Real Men don't raise troubled sons

There was a time when I was young that I was a devout church member.  I worked in the refrigeration trade, and there was an older man in my church who was a union pipefitter.  So while we didn't do exactly the same thing, we had a lot in common and became friends.

He had spent his life working on some of the biggest projects in the West.  He'd helped build parts of the Hanford nuclear complex in southeast Washington, various coal-fired power plants, etc.  His work kept him moving every few years as one project finished and another opened.  He spent inordinate amounts of time away from home.

He had two sons.

One of them I knew well, as one of my "charges," you might say, in my unofficial position as a youth leader in the church.  The other had already left home and was doing time in Cedar City, Utah, which was rumored at the time to be one of the rougher state prisons in the country.  Hopefully I've painted enough of a picture of where these boys were heading without being explicit.

Suffice it to say that my friend was supremely disappointed in both of his sons.  I remember a conversation we had once, one of those rare moments when men fully open up to each other, in which he wondered what went wrong.  He ran through three or four different possible theories, such as "Maybe it's the Devil," and I don't remember the others except for the last one:  "Maybe it's just the times we live in."

His sons were the only disappointment in a life that was otherwise well lived.  But that one disappointment was so big, that it wasn't a life well lived.  He felt empty.

One day I was driving two or three of the boys from my church to an event a hundred miles away.  The route follows the Clark Fork River most of the way.  As we were whizzing along the highway, one of the boys started pointing out places along the river:  "Me and my dad went fishing there."  A few miles later, "Me and my dad camped there."  At about the third one of those "Me and my dad did X there," the younger son of my friend exploded.

"I WISH I COULD SAY THAT!!!"

We all went, "Whaaaaaat???  You wish you could say what?"

"Me and my Dad did this.  Me and my Dad did that."  He was so angry that he was throwing spittle.

The last time I saw him, he had gotten into drugs.  A quick Internet search on his name just now returned a somber result:  "Deceased at 25 and lived in [the only city in the list of search results that was anywhere near where we lived]."

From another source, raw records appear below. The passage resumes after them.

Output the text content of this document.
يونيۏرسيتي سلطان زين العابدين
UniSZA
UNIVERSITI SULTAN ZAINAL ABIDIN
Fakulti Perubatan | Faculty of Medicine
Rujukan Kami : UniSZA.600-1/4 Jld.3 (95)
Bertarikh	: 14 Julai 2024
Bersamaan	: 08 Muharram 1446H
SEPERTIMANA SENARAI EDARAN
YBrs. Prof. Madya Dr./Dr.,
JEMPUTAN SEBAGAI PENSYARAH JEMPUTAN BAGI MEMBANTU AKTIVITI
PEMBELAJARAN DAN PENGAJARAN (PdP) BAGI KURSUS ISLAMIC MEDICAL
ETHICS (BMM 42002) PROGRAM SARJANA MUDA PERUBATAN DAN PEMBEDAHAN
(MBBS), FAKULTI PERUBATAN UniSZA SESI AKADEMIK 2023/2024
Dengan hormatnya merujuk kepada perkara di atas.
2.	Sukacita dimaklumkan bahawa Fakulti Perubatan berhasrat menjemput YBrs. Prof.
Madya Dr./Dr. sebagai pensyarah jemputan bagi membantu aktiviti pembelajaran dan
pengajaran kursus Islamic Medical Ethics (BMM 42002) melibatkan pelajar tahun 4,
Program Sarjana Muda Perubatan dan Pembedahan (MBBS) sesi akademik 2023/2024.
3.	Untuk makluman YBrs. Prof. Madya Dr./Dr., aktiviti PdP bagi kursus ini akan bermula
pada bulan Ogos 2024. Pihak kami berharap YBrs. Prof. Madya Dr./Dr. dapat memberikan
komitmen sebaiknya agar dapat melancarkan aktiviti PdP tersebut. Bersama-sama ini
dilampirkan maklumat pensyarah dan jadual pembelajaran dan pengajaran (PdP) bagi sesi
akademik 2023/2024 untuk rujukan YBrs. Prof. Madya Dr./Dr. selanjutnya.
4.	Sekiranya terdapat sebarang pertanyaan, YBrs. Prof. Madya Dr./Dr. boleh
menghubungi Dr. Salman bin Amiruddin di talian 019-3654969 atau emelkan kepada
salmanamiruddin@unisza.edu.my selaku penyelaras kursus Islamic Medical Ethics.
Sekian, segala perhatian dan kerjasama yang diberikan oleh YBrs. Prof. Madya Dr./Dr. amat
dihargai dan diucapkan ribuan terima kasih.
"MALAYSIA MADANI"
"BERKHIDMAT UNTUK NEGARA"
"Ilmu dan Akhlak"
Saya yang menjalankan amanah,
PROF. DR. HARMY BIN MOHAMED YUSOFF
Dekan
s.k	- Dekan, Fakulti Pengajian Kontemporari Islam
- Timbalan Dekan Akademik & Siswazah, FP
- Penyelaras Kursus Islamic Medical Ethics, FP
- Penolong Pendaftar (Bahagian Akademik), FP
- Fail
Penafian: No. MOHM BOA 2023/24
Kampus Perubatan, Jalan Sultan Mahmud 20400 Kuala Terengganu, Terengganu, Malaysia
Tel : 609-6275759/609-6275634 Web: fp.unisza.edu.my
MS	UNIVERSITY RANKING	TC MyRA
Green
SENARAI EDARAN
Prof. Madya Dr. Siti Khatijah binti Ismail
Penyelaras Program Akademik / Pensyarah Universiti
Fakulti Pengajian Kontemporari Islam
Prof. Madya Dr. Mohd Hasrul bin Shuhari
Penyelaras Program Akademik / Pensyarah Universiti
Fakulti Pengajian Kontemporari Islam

That one line, spoken by a kid who is now surely dead from his bad choices, hit me hard.  I've never been able to forget it, and the seething rage with which he spit it out.

I never told his father.  The man was hopelessly clueless, blaming everything in and out of this world -- except himself.  But I never forgot that moment, and it shaped the way I raised my own sons.

Men:  If you want to be a Real Man, take your son(s) fishing.  Or camping.  Or hunting.  Teach them to shoot a gun.  Build something together.  Whatever "manly things" means to you.  Because it really does make a difference.